Başbakan Ahmet
Davutoğlu, Hacı Bektaş-ı Veli Kültür Merkezi'nde düzenlenen "4.
Uluslararası Hacıbektaş Aşure Günü" etkinliğinin açılış töreninde
konuştu. Davutoğlu; “Türkiye Cumhuriyeti Devleti'nin
Başbakanı devlet adına, Dersim dolayısıyla bütün Alevilerden ve
vatandaşlarımızdan özür diledi" .“Çünkü o katliam kime karşı yapılmış
olursa olsun gerçekten bir Kerbela idi. Modern bir Kerbela idi” dedi
Bay Davutoğlu’nun bu
söylemi, karşı devrimci, şeriatçı kafaların, paranoyak beyinlerin
hezeyanlarının dillendirilmesidir. Bu karşı devrimci, şeriatçı kafalar,
paranoyak beyinler, yüzyıllardır yalanlar, iftiralar, çarpıtmalar, hurafeler
üzerine, tarih bilimini iğdiş ederek uydurma bir tarih yaratma çabası içinde
olmuşlardır. Bu kafalar, her dönemde bilimsel tarihle kavgalı olmuşlardır.
Bay Davutoğlu’nun bu
söylemi, Bürüksel ve Washington’u kıble edinen İşbirlikçilerin içine düştüğü
zihin fukaralığının göstergesi olduğu gibi, aynı zamanda gerek Kerbela” ya,
gerekse “Dersim”e şaşı bakışlarının anlatımıdır.
Gerçekte ne olmuştu
Kerbela ve Dersim’de?
Kerbela
katliamı, bizlere
anlatıldığı gibi, basit bir ‘’biat savaşı’’ değildir. ‘Allah Elçisi
Muhammed’den önceki sömürü, zulüm, soygun
düzeni olan eski sistemin egemenleri, şeyhler,
emirler, yani Mervanlar, Hakemler,
Ebü’l- Asi’ler, Ümeyye’ler, Ebu Süfyan’lar ile Allah
Elçisi Muhammed’in kurduğu, sömürü, zulüm, soygun düzenine karşı,
yoksulları gözeten yeni sistem, yani İslam dini
arasındaki kanlı hesaplaşmanın adıdır Kerbela. Kerbela, apaçık ve tartışmasız biçimde İslam
ile Ebu Süfyan’ların savaşıdır.
Emevi
ailesi, Allah Elçisi Muhammed’in İslam dinini
tebliğinden önce Mekke’de elinde bulundurduğu ticari etkinliği ve
ticaret sayesinde elde ettiği zenginliği, elde ettiği siyasal gücü bırakmamak için
önceleri Allah Elçisi Muhammed’e, sonraları ise onun
ardılları ile hep hesaplaşma içinde olmuştur.

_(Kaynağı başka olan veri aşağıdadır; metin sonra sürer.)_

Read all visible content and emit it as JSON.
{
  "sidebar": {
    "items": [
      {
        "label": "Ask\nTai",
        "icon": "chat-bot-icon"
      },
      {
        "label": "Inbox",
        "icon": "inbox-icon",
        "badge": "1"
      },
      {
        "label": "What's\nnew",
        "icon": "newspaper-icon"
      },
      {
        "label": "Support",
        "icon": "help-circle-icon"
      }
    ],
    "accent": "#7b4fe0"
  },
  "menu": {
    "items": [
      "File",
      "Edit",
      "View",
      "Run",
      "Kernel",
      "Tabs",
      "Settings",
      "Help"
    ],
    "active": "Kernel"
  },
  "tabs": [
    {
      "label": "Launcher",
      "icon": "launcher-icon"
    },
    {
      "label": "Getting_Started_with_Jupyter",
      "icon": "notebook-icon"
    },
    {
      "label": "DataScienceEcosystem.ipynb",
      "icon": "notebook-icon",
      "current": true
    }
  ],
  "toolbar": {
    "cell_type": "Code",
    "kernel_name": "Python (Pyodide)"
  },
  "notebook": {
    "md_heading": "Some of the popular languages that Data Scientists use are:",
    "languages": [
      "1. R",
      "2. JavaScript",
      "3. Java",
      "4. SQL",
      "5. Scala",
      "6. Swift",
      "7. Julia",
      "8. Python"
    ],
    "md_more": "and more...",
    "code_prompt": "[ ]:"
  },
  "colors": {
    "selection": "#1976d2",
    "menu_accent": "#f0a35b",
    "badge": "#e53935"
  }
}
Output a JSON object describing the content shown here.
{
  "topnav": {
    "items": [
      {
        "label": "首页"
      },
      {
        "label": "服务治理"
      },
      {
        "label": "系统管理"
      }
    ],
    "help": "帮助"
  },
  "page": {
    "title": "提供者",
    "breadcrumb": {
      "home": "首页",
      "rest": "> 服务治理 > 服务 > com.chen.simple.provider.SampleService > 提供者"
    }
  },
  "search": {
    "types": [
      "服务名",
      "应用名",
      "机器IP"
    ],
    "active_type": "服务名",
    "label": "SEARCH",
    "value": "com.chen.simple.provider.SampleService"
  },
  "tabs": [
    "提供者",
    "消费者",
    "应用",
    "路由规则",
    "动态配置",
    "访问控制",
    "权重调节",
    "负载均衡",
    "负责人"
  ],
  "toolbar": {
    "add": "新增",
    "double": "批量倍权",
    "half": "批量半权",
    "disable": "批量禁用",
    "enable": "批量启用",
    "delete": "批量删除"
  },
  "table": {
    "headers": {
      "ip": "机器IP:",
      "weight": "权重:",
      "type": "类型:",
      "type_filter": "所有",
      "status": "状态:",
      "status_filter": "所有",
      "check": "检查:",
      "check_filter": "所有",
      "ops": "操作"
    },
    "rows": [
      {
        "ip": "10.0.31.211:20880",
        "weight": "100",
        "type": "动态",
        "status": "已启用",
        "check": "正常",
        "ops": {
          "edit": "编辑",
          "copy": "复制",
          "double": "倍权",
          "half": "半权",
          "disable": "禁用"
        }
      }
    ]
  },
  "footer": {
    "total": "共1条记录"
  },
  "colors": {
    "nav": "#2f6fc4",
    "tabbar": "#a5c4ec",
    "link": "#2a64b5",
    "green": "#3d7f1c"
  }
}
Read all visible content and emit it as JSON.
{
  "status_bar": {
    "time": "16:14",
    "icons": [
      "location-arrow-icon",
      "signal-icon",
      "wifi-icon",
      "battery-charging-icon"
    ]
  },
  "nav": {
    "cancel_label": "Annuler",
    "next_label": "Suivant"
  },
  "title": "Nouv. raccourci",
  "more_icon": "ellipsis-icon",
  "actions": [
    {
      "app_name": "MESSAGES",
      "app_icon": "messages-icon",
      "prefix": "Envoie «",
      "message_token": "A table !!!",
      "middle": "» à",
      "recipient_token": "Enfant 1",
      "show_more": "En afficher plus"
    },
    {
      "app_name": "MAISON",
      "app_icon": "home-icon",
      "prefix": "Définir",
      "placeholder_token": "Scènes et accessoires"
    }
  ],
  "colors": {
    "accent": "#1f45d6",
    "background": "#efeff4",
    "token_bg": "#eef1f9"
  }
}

Ne yazık ki bu hesaplaşma, Mekke’de ki putperest sistemin nimetleri ile
keselerini dolduran, Allah Elçisi Muhammedin tebliğ ettiği İslamiyet’i
değil sömürü, zulüm, soygun düzenine “İslam elbisesi giydirerek” amacından saptırılmış bir din yaratan Ebu Süfyan’ların torunu Yezid’in zaferi ile
sonuçlanmıştır. Böylece gerçek İslam
gitmiş, yerine İslam elbisesi giydirilmiş bir “putperestlik” egemen kılınmıştır.
Günümüzdeki Tayyipler in, Davutoğlu, Ahmetlerin, Gül Abdullahların sömürü, zulüm, soygun, soykırım,
yıkım ve işkence düzenlerini sürdürebilmek için geniş halk yığınlarının önüne
koydukları din algısı tam da bu İslam elbisesi giydirilmiş “putperestlik” dinidir.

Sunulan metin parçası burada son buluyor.